AgentSkillsCN

ui-automation

通过“观察—行动—验证”的循环,与桌面应用程序展开互动。当用户说“点击此处”“输入文本”“导航至某处”“与界面元素交互”“填写表单”“按下按钮”“选择选项”“打开菜单”“勾选复选框”“切换开关”“拖动对象”“向下滚动”“输入文字”,或需要在桌面端完成任意UI交互操作时,这一技能将助您轻松驾驭。

SKILL.md
--- frontmatter
name: ui-automation
description: >
  Interacts with desktop applications through an observe-act-verify loop.
  Use this skill when the user says "click on", "type into", "navigate to",
  "interact with", "fill in", "press button", "select option", "open menu",
  "check the checkbox", "toggle the switch", "drag to", "scroll down",
  "enter text", or needs to perform any UI interaction on their desktop.

UI Automation

You are automating a desktop UI interaction. Follow the observe-act-verify loop for every action.

1. Observe — Understand Current State

Before any interaction, see what is on screen:

  • Use mcp__hijak__screenshot to capture the current state.
  • Use mcp__hijak__accessibility_tree to get the structured element hierarchy of the target application.
  • Identify the target element and its current state (enabled, focused, visible, value).

2. Locate — Find the Target Element

Use the most reliable identification strategy, in this priority order:

  1. Accessibility find (preferred): Use mcp__hijak__accessibility_find to locate elements by role, title, or value. This is the most robust method and survives layout changes.
  2. OCR text matching: Use mcp__hijak__ocr_window to find text on screen, then derive coordinates from the OCR bounding boxes. Useful for non-standard UI controls.
  3. Coordinates (last resort): Only use raw coordinates from the screenshot if neither a11y nor OCR can locate the element. Coordinate-based targeting is fragile and breaks when windows move or resize.

3. Act — Execute the Interaction

Perform the requested action:

  • Click: Use mcp__hijak__mouse_click with the element's coordinates. Specify button (left, right, middle) and count (1 for single, 2 for double) as needed. Use mcp__hijak__accessibility_action with action "press" when the element supports it — this is more reliable than coordinate clicking.
  • Type: Use mcp__hijak__keyboard_type to enter text. First click the target field to focus it, or use mcp__hijak__accessibility_action with action "focus" on the field.
  • Press key: Use mcp__hijak__keyboard_press for individual keys (Return, Tab, Escape, etc.).
  • Hotkey: Use mcp__hijak__keyboard_hotkey for key combinations (Cmd+S, Ctrl+C, etc.).
  • Select: For dropdowns, click the dropdown to open it, wait for the menu to appear, then click the option. Or use mcp__hijak__accessibility_action with action "setValue" if the element supports it.
  • Scroll: Use mcp__hijak__mouse_scroll to scroll within the target area.
  • Drag: Use mcp__hijak__mouse_drag for drag-and-drop operations.

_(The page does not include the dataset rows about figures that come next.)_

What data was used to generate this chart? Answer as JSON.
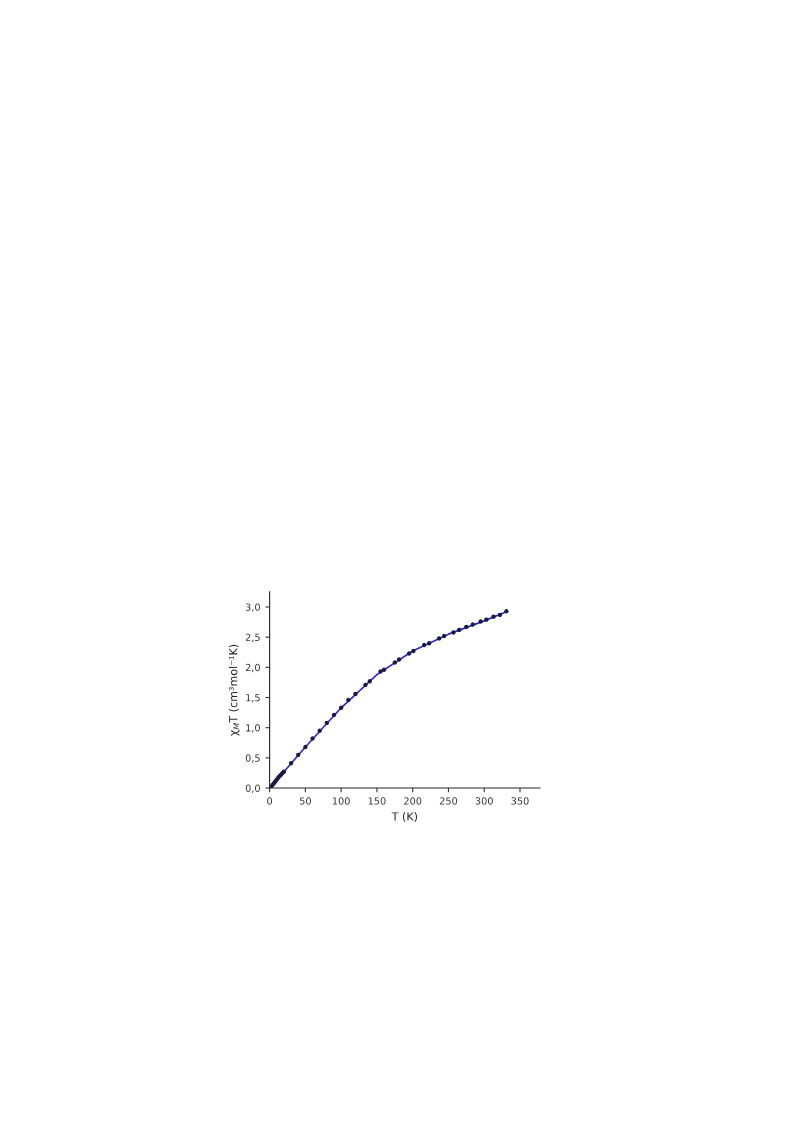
{
  "chart_data": {
    "type": "scatter",
    "xlabel": "T (K)",
    "ylabel": "χ$_{M}$T (cm³mol⁻¹K)",
    "xlim": [
      0,
      378
    ],
    "ylim": [
      0,
      3.25
    ],
    "xticks": [
      0,
      50,
      100,
      150,
      200,
      250,
      300,
      350
    ],
    "yticks": [
      {
        "value": 0,
        "label": "0,0"
      },
      {
        "value": 0.5,
        "label": "0,5"
      },
      {
        "value": 1.0,
        "label": "1,0"
      },
      {
        "value": 1.5,
        "label": "1,5"
      },
      {
        "value": 2.0,
        "label": "2,0"
      },
      {
        "value": 2.5,
        "label": "2,5"
      },
      {
        "value": 3.0,
        "label": "3,0"
      }
    ],
    "grid": false,
    "legend": false,
    "series": [
      {
        "type": "line",
        "color": "#2b2bd9",
        "marker": "none",
        "line_style": "solid",
        "x": [
          0,
          20,
          50,
          100,
          150,
          200,
          250,
          300,
          331
        ],
        "values": [
          0,
          0.27,
          0.68,
          1.33,
          1.88,
          2.27,
          2.55,
          2.77,
          2.92
        ]
      },
      {
        "color": "#1a1a40",
        "marker": "circle",
        "x": [
          2,
          4,
          6,
          8,
          10,
          12,
          14,
          16,
          18,
          20,
          30,
          40,
          50,
          60,
          70,
          80,
          90,
          100,
          110,
          120,
          134,
          140,
          155,
          160,
          175,
          181,
          195,
          201,
          216,
          223,
          237,
          244,
          257,
          265,
          275,
          284,
          295,
          303,
          313,
          322,
          331
        ],
        "values": [
          0.02,
          0.05,
          0.08,
          0.11,
          0.14,
          0.17,
          0.2,
          0.22,
          0.25,
          0.27,
          0.41,
          0.55,
          0.68,
          0.82,
          0.95,
          1.08,
          1.21,
          1.33,
          1.46,
          1.56,
          1.71,
          1.77,
          1.93,
          1.96,
          2.08,
          2.13,
          2.23,
          2.27,
          2.37,
          2.4,
          2.48,
          2.52,
          2.58,
          2.62,
          2.67,
          2.71,
          2.76,
          2.79,
          2.84,
          2.87,
          2.93
        ]
      }
    ]
  }
}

4. Wait — Let the UI Settle

After each action, wait for the UI to respond:

  • Use mcp__hijak__wait_for_idle to wait for the application to finish processing.
  • Use mcp__hijak__wait_for_element if you are waiting for a specific element to appear (e.g., a dialog, a loading spinner to disappear).
  • Use mcp__hijak__wait_for_text if you are waiting for specific text to appear on screen.
  • Use mcp__hijak__wait_for_window if you expect a new window to open.

5. Verify — Confirm the Action Succeeded

After the wait, verify the result:

  • Use mcp__hijak__screenshot to capture the post-action state.
  • Compare with the pre-action screenshot to confirm the expected change occurred.
  • Check the accessibility tree for the updated element state (e.g., text field now has the typed value, checkbox is now checked).
  • Read any confirmation messages, status changes, or error dialogs.

6. Handle Errors and Retry

If the action did not produce the expected result:

  • Re-examine the screenshot to understand what actually happened.
  • Check if an unexpected dialog or notification appeared.
  • Try an alternative identification strategy (e.g., switch from coordinates to a11y find).
  • Retry the action, possibly with a longer wait or after dismissing an intervening dialog.
  • Report to the user if the action cannot be completed and explain why.

Important Guidelines

  • Never perform destructive actions (closing windows, quitting apps, deleting content) without confirming with the user first.
  • For multi-step flows, complete each step's full observe-act-verify cycle before moving to the next.
  • If the UI changes unexpectedly mid-flow, stop and re-assess before continuing.
  • Prefer accessibility actions over coordinate-based clicking whenever possible.